Шрифт:
Погодные условия,
Обличья и сословия
Ему не повредят наверняка.
Идет девица ль под венец,
Сказал ли истину мудрец —
Созрел на поле огурец.
Мы мудреца тем огурцом,
Девицу — в интересный дом…
Греху — начало, истине — конец.
Александр Градский, «Песня о грехе»
Тонкие миры —
Тонкие задачи…
Здесь реальный ты
Ничего не значишь.
Если нужно душу смутить извне,
То обращаются ко мне —
Я прихожу во сне.
Пройду по лабиринту мыслей
Запертые чувства пробуждая к жизни.
Найти мне ничего не стоит
Потаённый образ,
Что лишит покоя,
К сердцу путь откроет…
Я плету аркан нужного покроя
По следам из ран на душе героя.
Ты от горя пьян,
Разум твой в огне,
И потому расскажет мне,
Кого ты ждёшь во сне.
Рок-опера «Гермес», «Тонкие миры»
Си-дзюутэн Судзаку:
Просто удивительно, насколько слепы порой бывают люди, даже если они гетероморфы.
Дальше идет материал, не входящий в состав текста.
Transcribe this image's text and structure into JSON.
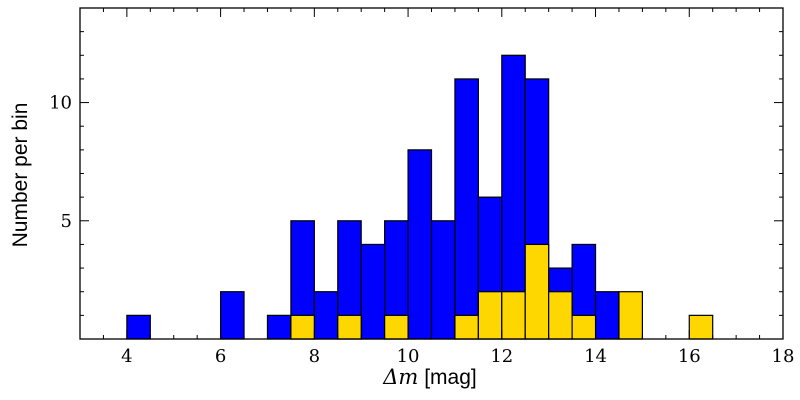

Все мои коллеги по гильдии проявили одну и ту же специфическую черту характера — дичайший эгоцентризм, сдобренный фундаментальной ошибкой атрибуции. Каждый из них знал, насколько глубоко изменилась его личность из-за превращения в нечеловеческое существо с иной физиологией и иным строением мозга. Многие в связи с этим уделили очень много времени самоанализу. Но при этом каждый почему-то сознательно или подсознательно ожидал от других членов гильдии, что они будут вести себя именно так, как в игре. Что останутся именно его хорошими знакомыми, а не загадочными чудовищами из иной реальности.
И в отношении меня это было самой натуральной дискриминацией. Они видят перед собой химеру, пожирающую кошмары, но при этом почему-то ждут от меня, что я буду по-прежнему вести себя и чувствовать себя, как пожилой профессор с прекрасным классическим воспитанием и изрядной усталостью от жизни.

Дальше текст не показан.